According to the SEC's complaint, filed on August 6, 2020, Brewer was the CEO and portfolio manager of registered investment adviser Brewer Capital Management (BCM), and the CEO, president, and 100% owner of a related consulting firm, Brewer Group Inc. Brewer allegedly obtained material, nonpublic information about COPsync's plans to do a stock offering through his work providing consulting and endorsement services to COPsync. According to the complaint, Brewer participated in the offering, and the purchase agreement contained a clause obligating him not to sell any COPsync shares before the company announced the offering to the public. Additionally, a consulting agreement with COPsync allegedly required Brewer to maintain in confidence all proprietary, non-published information concerning COPsync and not to use such information for his own benefit. Nonetheless, according to the SEC's complaint, on January 4 and 5, 2017, Brewer sold his COPsync shares before the company announced the stock offering and, as a result, profited by approximately $35,000 more than he would have had he sold his shares after COPsync issued its press release.
The SEC's complaint charged Brewer with violating, among other statutory provisions, Section 10(b) of the Securities Exchange Act of 1934 and Rule 10b-5 thereunder in connection with his alleged insider trading.

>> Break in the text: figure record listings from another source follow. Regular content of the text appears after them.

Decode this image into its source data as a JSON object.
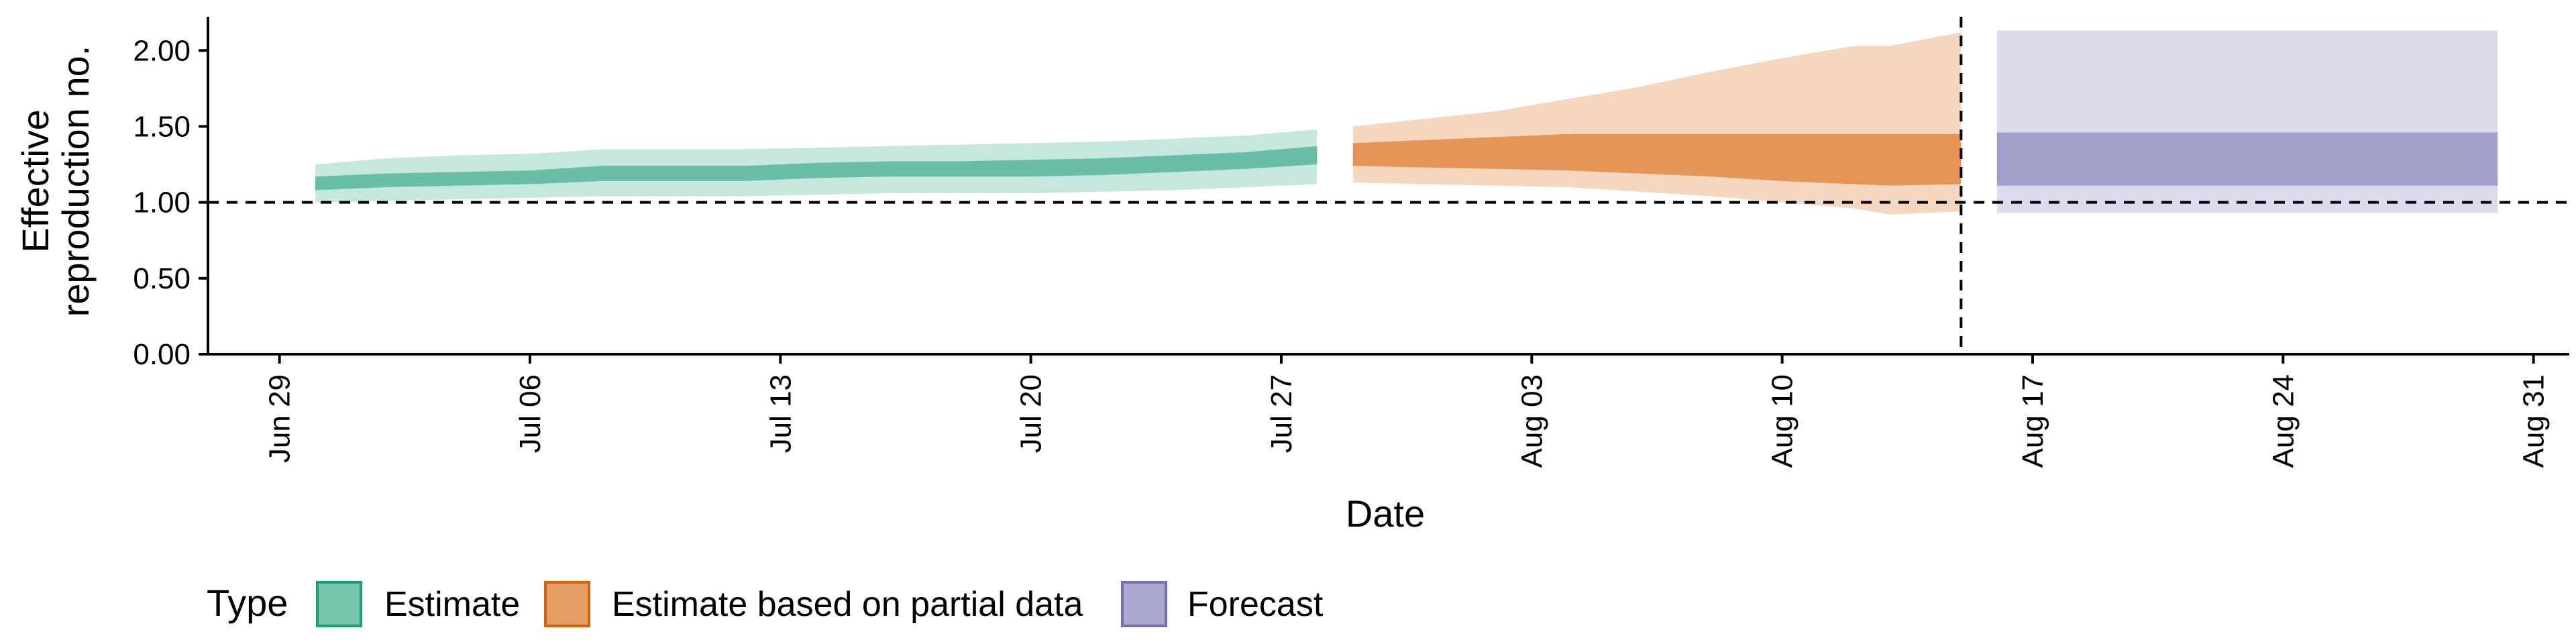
{
  "chart_data": {
    "type": "area",
    "xlabel": "Date",
    "ylabel_lines": [
      "Effective",
      "reproduction no."
    ],
    "ylim": [
      0,
      2.2
    ],
    "yticks": [
      0,
      0.5,
      1.0,
      1.5,
      2.0
    ],
    "ytick_labels": [
      "0.00",
      "0.50",
      "1.00",
      "1.50",
      "2.00"
    ],
    "xlim": [
      "2020-06-27",
      "2020-09-01"
    ],
    "xticks": [
      "2020-06-29",
      "2020-07-06",
      "2020-07-13",
      "2020-07-20",
      "2020-07-27",
      "2020-08-03",
      "2020-08-10",
      "2020-08-17",
      "2020-08-24",
      "2020-08-31"
    ],
    "xtick_labels": [
      "Jun 29",
      "Jul 06",
      "Jul 13",
      "Jul 20",
      "Jul 27",
      "Aug 03",
      "Aug 10",
      "Aug 17",
      "Aug 24",
      "Aug 31"
    ],
    "reference_line_y": 1.0,
    "reference_line_date": "2020-08-15",
    "legend": {
      "title": "Type",
      "position": "bottom",
      "entries": [
        "Estimate",
        "Estimate based on partial data",
        "Forecast"
      ]
    },
    "series": [
      {
        "name": "Estimate",
        "color": "#1b9e77",
        "dates": [
          "2020-06-30",
          "2020-07-02",
          "2020-07-04",
          "2020-07-06",
          "2020-07-08",
          "2020-07-10",
          "2020-07-12",
          "2020-07-14",
          "2020-07-16",
          "2020-07-18",
          "2020-07-20",
          "2020-07-22",
          "2020-07-24",
          "2020-07-26",
          "2020-07-28"
        ],
        "outer_lower": [
          1.0,
          1.01,
          1.02,
          1.03,
          1.04,
          1.04,
          1.04,
          1.05,
          1.06,
          1.06,
          1.06,
          1.07,
          1.08,
          1.1,
          1.12
        ],
        "outer_upper": [
          1.25,
          1.29,
          1.31,
          1.32,
          1.35,
          1.35,
          1.35,
          1.36,
          1.37,
          1.38,
          1.39,
          1.4,
          1.42,
          1.44,
          1.48
        ],
        "inner_lower": [
          1.08,
          1.1,
          1.11,
          1.12,
          1.14,
          1.14,
          1.14,
          1.16,
          1.17,
          1.17,
          1.17,
          1.18,
          1.2,
          1.22,
          1.25
        ],
        "inner_upper": [
          1.17,
          1.19,
          1.2,
          1.21,
          1.24,
          1.24,
          1.24,
          1.26,
          1.27,
          1.27,
          1.28,
          1.29,
          1.31,
          1.33,
          1.37
        ]
      },
      {
        "name": "Estimate based on partial data",
        "color": "#d95f02",
        "dates": [
          "2020-07-29",
          "2020-07-31",
          "2020-08-02",
          "2020-08-04",
          "2020-08-06",
          "2020-08-08",
          "2020-08-10",
          "2020-08-12",
          "2020-08-13",
          "2020-08-15"
        ],
        "outer_lower": [
          1.13,
          1.12,
          1.11,
          1.1,
          1.07,
          1.04,
          1.0,
          0.96,
          0.92,
          0.94
        ],
        "outer_upper": [
          1.5,
          1.55,
          1.6,
          1.68,
          1.76,
          1.86,
          1.95,
          2.03,
          2.03,
          2.12
        ],
        "inner_lower": [
          1.24,
          1.23,
          1.22,
          1.21,
          1.19,
          1.17,
          1.14,
          1.12,
          1.11,
          1.12
        ],
        "inner_upper": [
          1.39,
          1.41,
          1.43,
          1.45,
          1.45,
          1.45,
          1.45,
          1.45,
          1.45,
          1.45
        ]
      },
      {
        "name": "Forecast",
        "color": "#7570b3",
        "dates": [
          "2020-08-16",
          "2020-08-30"
        ],
        "outer_lower": [
          0.93,
          0.93
        ],
        "outer_upper": [
          2.13,
          2.13
        ],
        "inner_lower": [
          1.11,
          1.11
        ],
        "inner_upper": [
          1.46,
          1.46
        ]
      }
    ]
  }
}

Following the close of discovery, the SEC moved for summary judgment against Brewer on this claim. On May 30, 2025, the Court issued an opinion providing its reasoning for granting the SEC's motion in its entirety, finding, among other things, that the information Brewer obtained about the COPsync offering was material and non-public, and that Brewer breached the duty of confidentiality he owed to the company.
The SEC's litigation is being led by Todd Brody, Bennett Ellenbogen, and Lindsay S. Moilanen, under the supervision of Sheldon L. Pollock and Jack Kaufman, all of the SEC's New York Regional Office.